= Patrick Lyon of Auchterhouse =

Scottish politician

Patrick Lyon of Auchterhouse (1669 – 13 November 1715) was a Scottish politician.

He was the second son of Patrick Lyon, 3rd Earl of Strathmore and Kinghorne and his wife Helen, daughter of John Middleton, 1st Earl of Middleton. He married his second cousin Margaret, daughter of James Carnegie of Finavon Castle, the marriage without issue.

==Jacobite Uprising==
Auchterhouse was a committed Jacobite and a Scottish warrant was issued in 1707 for his arrest for High Treason. The Union prevented his arrest as the parliament was dissolved after the union was enacted. "Warrants Issued for High Treason"

During the 1715 Jacobite Uprising, Lyon served as a recruiter for the rebel forces at Perth. A letter dated 24 October 1715 from Lyon to his brother-in-law, James Carnegie of Finhaven, demonstrates the coercive measures used to secure support. In the correspondence, Lyon warns Carnegy that his reluctance to join the camp at Perth had "enraged" their associates and that his house House of Finavon and estate at Finhaven would be "burnt" and ruined unless he joined the uprising immediately. This letter was later used as evidence in Carnegy's 1716 treason trial at Carlisle to argue that his participation in the rebellion was a result of duress.

After the uprising, Lyon’s widow, Margaret Carnegie (Lady Auchterhouse), provided a sworn statement in August 1716 that shed light on the deep political rift between the two men. She described a "tenacious debate" at House of Finhaven just before the rebellion, where her brother, James Carnegy, had "argued very warmly for the Revolution and the power of parliament." According to Margaret, Lyon was so troubled by these views that he later remarked he "was sorry to see Finhaven of such principles." This testimony, combined with Lyon’s earlier letters threatening to burn Carnegie’s house and lands, proved critical in Carnegy’s 1716 treason trial, helping to establish that his eventual participation in the rebellion was a result of Lyon's coercion rather than political conviction."Deposition of Margaret Carnegie, Lady Auchterhouse"

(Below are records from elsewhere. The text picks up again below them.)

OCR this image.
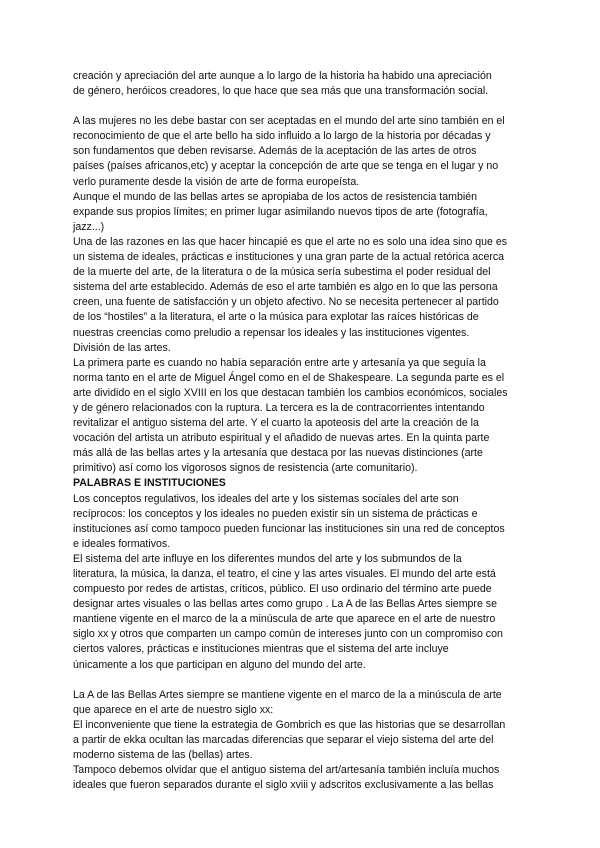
creación y apreciación del arte aunque a lo largo de la historia ha habido una apreciación
de género, heróicos creadores, lo que hace que sea más que una transformación social.

A las mujeres no les debe bastar con ser aceptadas en el mundo del arte sino también en el
reconocimiento de que el arte bello ha sido influido a lo largo de la historia por décadas y
son fundamentos que deben revisarse. Además de la aceptación de las artes de otros
países (países africanos,etc) y aceptar la concepción de arte que se tenga en el lugar y no
verlo puramente desde la visión de arte de forma europeísta.

Aunque el mundo de las bellas artes se apropiaba de los actos de resistencia también
expande sus propios límites; en primer lugar asimilando nuevos tipos de arte (fotografía,
jazz...)

Una de las razones en las que hacer hincapié es que el arte no es solo una idea sino que es
un sistema de ideales, prácticas e instituciones y una gran parte de la actual retórica acerca
de la muerte del arte, de la literatura o de la música sería subestima el poder residual del
sistema del arte establecido. Además de eso el arte también es algo en lo que las persona
creen, una fuente de satisfacción y un objeto afectivo. No se necesita pertenecer al partido
de los “hostiles” a la literatura, el arte o la música para explotar las raíces históricas de
nuestras creencias como preludio a repensar los ideales y las instituciones vigentes.

División de las artes.

La primera parte es cuando no había separación entre arte y artesanía ya que seguía la
norma tanto en el arte de Miguel Ángel como en el de Shakespeare. La segunda parte es el
arte dividido en el siglo XVIII en los que destacan también los cambios económicos, sociales
y de género relacionados con la ruptura. La tercera es la de contracorrientes intentando
revitalizar el antiguo sistema del arte. Y el cuarto la apoteosis del arte la creación de la
vocación del artista un atributo espiritual y el añadido de nuevas artes. En la quinta parte
más allá de las bellas artes y la artesanía que destaca por las nuevas distinciones (arte
primitivo) así como los vigorosos signos de resistencia (arte comunitario).

PALABRAS E INSTITUCIONES

Los conceptos regulativos, los ideales del arte y los sistemas sociales del arte son
recíprocos: los conceptos y los ideales no pueden existir sin un sistema de prácticas e
instituciones así como tampoco pueden funcionar las instituciones sin una red de conceptos
e ideales formativos.

El sistema del arte influye en los diferentes mundos del arte y los submundos de la
literatura, la música, la danza, el teatro, el cine y las artes visuales. El mundo del arte está
compuesto por redes de artistas, críticos, público. El uso ordinario del término arte puede
designar artes visuales o las bellas artes como grupo . La A de las Bellas Artes siempre se
mantiene vigente en el marco de la a minúscula de arte que aparece en el arte de nuestro
siglo xx y otros que comparten un campo común de intereses junto con un compromiso con
ciertos valores, prácticas e instituciones mientras que el sistema del arte incluye
únicamente a los que participan en alguno del mundo del arte.

La A de las Bellas Artes siempre se mantiene vigente en el marco de la a minúscula de arte
que aparece en el arte de nuestro siglo xx:

El inconveniente que tiene la estrategia de Gombrich es que las historias que se desarrollan
a partir de ekka ocultan las marcadas diferencias que separar el viejo sistema del arte del
moderno sistema de las (bellas) artes.

Tampoco debemos olvidar que el antiguo sistema del art/artesanía también incluía muchos
ideales que fueron separados durante el siglo xviii y adscritos exclusivamente a las bellas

==Career and Political life==
He represented the barons of Forfarshire in the last Parliament of Scotland, 1702 to 1707.

He was killed fighting on the Jacobite side at the Battle of Sheriffmuir, along side his nephew John Lyon 5th Earl of Strathmore.

Auchterhouse borrowed against his estates heavily over the course of ten or more years. His main creditors were the Ogilvies of Cortachy. At the time of his death at Sheriffmuir, his estates were lost to the Ogilvies in settlement of his vast debts.